Measuring Performance of Code

COMP328 Lectures 2023-02-07

Performance Lists

You can measure super computers by different metrics:

Top500 (By linpack, $R_\max$)
Green500 (Flops/Watt)
Graph500 (Graph computing)
HPL-AI (AI computing)

Using a HPC Cluster

Login to login node (don’t do any hard work here).
Submit work to the compute nodes.

Measuring Runtime

Use one of the functions to get the current time in millis.
Check the time again at the end of execution.

Ensure you have exclusive access over the compute node you are running on.
Run Multiple times (3-5) to ramp up clocks and average out interference from other programs.
Report the minimum time of all the runs.

As the error $\epsilon$ will always be positive, reporting the minimum time will give the closes to the true value:

\[r_0=r_t+\epsilon\]

where:

$r_0$ - Observed runtime
$r_t$ - True runtime

Arithmetic Intensity

Arithmetic intensity is related to the time complexity of computations in an algorithm. It can also be characterised by the following equation:

\[I(n)=\frac{W(n)}{Q(n)}\]

where $W$ is the number of flops carried out by the program and $Q$ is the number of bytes transferred from memory to cache.

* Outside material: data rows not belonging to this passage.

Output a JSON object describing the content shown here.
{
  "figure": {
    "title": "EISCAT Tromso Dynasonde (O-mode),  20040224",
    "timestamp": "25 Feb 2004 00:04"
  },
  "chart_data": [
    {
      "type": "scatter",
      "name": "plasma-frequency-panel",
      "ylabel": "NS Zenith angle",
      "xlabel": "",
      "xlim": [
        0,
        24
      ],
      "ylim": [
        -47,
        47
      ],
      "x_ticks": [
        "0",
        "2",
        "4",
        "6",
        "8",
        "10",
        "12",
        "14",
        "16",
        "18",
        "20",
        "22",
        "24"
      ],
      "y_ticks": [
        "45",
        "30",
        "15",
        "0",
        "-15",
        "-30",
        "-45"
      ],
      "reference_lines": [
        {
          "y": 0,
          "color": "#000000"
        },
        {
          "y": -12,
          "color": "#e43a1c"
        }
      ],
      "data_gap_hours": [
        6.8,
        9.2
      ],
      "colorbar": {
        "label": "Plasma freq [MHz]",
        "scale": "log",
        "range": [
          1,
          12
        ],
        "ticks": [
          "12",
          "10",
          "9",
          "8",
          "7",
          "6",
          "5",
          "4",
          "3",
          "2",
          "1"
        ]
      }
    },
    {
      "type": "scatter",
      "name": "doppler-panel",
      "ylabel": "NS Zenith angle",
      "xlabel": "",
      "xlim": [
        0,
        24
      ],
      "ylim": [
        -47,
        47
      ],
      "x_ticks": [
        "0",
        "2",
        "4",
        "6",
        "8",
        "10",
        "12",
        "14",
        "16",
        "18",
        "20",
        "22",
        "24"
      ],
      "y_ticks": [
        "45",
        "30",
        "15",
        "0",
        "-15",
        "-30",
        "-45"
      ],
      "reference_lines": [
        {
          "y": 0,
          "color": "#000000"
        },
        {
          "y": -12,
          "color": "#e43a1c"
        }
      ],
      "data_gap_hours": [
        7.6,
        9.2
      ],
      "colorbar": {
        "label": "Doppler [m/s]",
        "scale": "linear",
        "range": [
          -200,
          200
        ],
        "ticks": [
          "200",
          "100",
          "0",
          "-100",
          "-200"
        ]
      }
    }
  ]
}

For example if our CPU has 416 Gflop/s and 68 GB/s of compute and memory bandwidth, 6 operations per byte would be ideal. In this case we would be making best use of the hardware.

Programs with high AI are called compute-bound programs.
Programs with low AI are called memory-bound programs.

Generally, modern programs are memory bound.

Roofline Model

We can measure algorithm performance by comparing to the maximum performance of the system.

The peak performance bound is the flop/s of a system.